903-977-843-146-548 said:



Tue, 2008-04-15 17:02

I would not quite call Prof. Shaw a "hack" though his work is very poorly researched and essentially wrong on a number of points, so much so that whatever good points he makes (and some is OK) must be called into question. It would seem that all he looks at is pacifist or anti-war literature. Yet another politically correct professor with an axe to grind.

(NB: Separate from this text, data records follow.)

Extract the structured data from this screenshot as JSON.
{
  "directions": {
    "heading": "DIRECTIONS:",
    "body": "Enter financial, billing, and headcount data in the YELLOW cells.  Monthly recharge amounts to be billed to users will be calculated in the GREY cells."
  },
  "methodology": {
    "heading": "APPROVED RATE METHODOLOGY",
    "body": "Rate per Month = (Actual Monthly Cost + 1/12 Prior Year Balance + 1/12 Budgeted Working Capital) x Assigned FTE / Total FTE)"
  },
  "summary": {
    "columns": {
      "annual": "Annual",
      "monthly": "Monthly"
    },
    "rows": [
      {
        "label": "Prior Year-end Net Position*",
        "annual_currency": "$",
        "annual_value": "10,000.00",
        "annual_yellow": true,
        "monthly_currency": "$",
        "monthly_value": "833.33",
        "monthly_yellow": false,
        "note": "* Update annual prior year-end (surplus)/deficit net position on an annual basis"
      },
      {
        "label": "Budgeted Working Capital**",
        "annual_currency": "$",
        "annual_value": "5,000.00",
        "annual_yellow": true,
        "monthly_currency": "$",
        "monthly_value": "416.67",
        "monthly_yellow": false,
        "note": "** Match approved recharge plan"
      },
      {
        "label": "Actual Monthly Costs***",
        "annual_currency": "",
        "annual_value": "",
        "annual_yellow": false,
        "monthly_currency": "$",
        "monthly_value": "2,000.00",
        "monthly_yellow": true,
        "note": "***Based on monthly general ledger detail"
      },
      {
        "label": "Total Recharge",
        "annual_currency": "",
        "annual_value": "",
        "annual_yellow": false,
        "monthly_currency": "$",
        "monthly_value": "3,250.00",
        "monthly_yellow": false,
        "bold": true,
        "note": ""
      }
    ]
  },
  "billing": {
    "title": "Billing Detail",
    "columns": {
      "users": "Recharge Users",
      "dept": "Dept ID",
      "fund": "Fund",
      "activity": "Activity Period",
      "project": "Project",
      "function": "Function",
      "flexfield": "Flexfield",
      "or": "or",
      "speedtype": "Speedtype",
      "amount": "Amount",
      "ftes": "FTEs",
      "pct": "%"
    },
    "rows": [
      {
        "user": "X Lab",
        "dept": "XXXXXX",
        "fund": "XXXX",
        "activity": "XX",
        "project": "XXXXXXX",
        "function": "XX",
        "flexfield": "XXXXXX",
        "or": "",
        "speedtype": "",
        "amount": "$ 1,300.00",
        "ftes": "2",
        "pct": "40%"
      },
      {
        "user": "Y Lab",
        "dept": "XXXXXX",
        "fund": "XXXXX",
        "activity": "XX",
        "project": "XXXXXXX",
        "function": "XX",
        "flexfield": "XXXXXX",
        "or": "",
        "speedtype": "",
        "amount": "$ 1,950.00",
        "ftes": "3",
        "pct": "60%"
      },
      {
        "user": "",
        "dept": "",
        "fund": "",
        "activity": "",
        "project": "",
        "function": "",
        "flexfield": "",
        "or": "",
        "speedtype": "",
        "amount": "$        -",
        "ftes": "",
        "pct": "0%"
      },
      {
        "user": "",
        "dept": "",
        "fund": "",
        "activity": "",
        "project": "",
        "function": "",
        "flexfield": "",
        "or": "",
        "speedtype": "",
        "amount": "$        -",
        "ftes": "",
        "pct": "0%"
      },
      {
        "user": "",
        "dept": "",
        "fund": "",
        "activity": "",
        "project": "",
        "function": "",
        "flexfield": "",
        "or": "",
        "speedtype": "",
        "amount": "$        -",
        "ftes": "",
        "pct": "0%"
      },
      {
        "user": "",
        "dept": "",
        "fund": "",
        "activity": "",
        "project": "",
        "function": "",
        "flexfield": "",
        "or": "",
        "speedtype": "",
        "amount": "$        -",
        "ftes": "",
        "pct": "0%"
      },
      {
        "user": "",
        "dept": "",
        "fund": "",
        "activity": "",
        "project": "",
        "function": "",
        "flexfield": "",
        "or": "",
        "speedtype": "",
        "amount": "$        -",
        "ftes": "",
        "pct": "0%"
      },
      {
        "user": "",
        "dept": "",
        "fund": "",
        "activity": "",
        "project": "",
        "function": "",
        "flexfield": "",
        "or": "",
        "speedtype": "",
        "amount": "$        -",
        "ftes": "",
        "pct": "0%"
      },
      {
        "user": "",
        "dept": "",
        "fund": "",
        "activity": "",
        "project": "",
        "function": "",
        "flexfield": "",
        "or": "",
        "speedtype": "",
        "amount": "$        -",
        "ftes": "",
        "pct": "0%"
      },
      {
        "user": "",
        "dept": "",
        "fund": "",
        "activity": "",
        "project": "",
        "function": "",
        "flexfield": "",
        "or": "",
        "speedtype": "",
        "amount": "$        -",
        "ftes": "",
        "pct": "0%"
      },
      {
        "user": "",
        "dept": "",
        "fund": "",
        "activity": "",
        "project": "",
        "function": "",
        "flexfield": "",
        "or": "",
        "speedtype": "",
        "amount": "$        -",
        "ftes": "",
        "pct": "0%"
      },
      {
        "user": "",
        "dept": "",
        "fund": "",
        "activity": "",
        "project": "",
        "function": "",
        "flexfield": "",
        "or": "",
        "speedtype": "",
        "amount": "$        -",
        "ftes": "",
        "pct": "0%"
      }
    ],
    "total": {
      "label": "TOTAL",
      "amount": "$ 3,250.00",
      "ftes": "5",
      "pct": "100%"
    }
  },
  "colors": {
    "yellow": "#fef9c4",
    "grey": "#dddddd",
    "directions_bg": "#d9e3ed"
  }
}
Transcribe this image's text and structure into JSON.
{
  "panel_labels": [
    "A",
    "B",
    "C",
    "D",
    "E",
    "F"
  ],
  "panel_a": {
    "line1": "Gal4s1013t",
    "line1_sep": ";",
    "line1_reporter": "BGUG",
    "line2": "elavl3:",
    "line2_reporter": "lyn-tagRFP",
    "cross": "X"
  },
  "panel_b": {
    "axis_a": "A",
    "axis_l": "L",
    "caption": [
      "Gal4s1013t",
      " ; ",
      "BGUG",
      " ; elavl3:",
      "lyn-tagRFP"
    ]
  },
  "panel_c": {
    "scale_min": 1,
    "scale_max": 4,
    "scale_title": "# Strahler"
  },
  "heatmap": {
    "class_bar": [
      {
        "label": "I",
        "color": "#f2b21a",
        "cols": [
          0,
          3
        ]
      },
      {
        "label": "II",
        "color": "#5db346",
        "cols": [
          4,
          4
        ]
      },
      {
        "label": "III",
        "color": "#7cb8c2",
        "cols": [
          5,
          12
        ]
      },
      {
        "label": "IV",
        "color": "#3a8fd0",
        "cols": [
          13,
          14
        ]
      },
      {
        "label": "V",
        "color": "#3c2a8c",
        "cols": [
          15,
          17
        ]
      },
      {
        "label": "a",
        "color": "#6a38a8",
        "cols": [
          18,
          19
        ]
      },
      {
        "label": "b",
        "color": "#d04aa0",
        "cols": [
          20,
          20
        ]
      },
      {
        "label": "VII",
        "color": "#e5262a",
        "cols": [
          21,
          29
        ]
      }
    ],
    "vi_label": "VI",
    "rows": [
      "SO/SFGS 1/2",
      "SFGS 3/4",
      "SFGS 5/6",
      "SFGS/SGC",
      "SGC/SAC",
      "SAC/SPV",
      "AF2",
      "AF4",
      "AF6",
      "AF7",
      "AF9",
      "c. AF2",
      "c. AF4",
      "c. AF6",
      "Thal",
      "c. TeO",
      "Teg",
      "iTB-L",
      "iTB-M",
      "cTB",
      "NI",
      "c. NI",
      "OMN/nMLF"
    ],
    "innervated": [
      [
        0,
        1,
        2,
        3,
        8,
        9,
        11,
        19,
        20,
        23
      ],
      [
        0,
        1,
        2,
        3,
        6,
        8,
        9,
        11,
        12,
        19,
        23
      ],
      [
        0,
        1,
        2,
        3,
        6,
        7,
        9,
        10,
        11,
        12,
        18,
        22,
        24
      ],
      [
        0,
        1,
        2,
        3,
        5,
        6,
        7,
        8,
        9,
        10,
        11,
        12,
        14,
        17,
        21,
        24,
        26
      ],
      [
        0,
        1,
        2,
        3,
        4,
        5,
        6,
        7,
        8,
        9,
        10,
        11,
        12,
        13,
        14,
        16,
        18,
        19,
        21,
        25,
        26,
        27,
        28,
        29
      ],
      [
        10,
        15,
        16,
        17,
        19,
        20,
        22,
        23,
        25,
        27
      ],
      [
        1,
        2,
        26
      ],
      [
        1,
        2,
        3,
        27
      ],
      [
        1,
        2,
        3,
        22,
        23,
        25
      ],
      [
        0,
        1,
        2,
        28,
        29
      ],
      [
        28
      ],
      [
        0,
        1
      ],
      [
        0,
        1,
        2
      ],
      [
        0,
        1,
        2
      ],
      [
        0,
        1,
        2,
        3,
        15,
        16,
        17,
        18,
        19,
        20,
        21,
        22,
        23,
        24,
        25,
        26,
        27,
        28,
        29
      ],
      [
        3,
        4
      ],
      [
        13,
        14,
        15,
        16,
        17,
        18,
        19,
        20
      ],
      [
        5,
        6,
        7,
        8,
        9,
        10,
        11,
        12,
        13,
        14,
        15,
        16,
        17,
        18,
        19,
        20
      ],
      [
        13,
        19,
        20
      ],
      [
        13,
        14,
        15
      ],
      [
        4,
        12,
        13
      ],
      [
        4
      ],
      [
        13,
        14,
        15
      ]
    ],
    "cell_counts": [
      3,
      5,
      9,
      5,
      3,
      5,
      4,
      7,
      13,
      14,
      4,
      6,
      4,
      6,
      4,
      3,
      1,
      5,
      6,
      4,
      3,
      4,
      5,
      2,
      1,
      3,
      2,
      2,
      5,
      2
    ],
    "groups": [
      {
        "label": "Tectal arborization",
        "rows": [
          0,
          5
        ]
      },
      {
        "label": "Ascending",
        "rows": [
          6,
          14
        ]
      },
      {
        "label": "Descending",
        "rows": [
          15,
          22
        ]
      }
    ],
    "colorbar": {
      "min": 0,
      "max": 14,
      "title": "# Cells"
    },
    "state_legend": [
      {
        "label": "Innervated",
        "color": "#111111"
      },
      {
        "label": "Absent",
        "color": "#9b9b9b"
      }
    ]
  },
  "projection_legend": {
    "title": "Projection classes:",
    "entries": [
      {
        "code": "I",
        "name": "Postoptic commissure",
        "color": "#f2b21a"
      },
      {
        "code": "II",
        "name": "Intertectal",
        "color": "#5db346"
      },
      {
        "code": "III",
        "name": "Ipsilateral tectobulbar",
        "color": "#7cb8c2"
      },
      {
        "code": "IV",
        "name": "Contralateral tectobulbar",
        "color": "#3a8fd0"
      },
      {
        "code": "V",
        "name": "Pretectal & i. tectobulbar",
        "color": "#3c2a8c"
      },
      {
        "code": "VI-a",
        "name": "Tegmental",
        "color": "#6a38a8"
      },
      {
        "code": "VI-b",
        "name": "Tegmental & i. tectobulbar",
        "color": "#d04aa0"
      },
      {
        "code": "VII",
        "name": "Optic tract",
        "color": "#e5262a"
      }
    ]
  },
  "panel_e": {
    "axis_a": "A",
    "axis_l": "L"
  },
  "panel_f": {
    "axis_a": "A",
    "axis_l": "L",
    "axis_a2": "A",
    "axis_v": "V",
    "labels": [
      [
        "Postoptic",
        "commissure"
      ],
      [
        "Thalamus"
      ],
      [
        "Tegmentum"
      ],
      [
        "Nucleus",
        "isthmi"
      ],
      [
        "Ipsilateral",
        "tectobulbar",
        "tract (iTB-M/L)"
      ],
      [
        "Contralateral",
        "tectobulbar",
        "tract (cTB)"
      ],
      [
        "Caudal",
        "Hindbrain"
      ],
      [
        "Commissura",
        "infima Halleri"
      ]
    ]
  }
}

As to Morty, it is pretty clear he is a fake, though a well read one since he has some of the lingo down. The common name "Nguyen" is a family name, like Smith in the US, not a given name. The Vietnamese like many Asians reverse th eorder, family name first so Robert Bruce Jones would become Jones Bruce Robert. And to compound things, he would be known as Mr. (or General or Dr or even President) Robert. No one would look for Nguyen's house, not a vietnamese person nor an American with five minutes experience in-country. Clearly Morty does not have that experience. And there are a lot of other mistakes. The PRU are not Provisional Reconnaissance Units (Morty can't even spell, by the way), they are Provincial RCs. There are a number of other mistakes that no one who was there would make. Perhaps they seem minor but let me tell you that it is like mis-remembering you were under sniper fire, you don't foget this stuff, ever.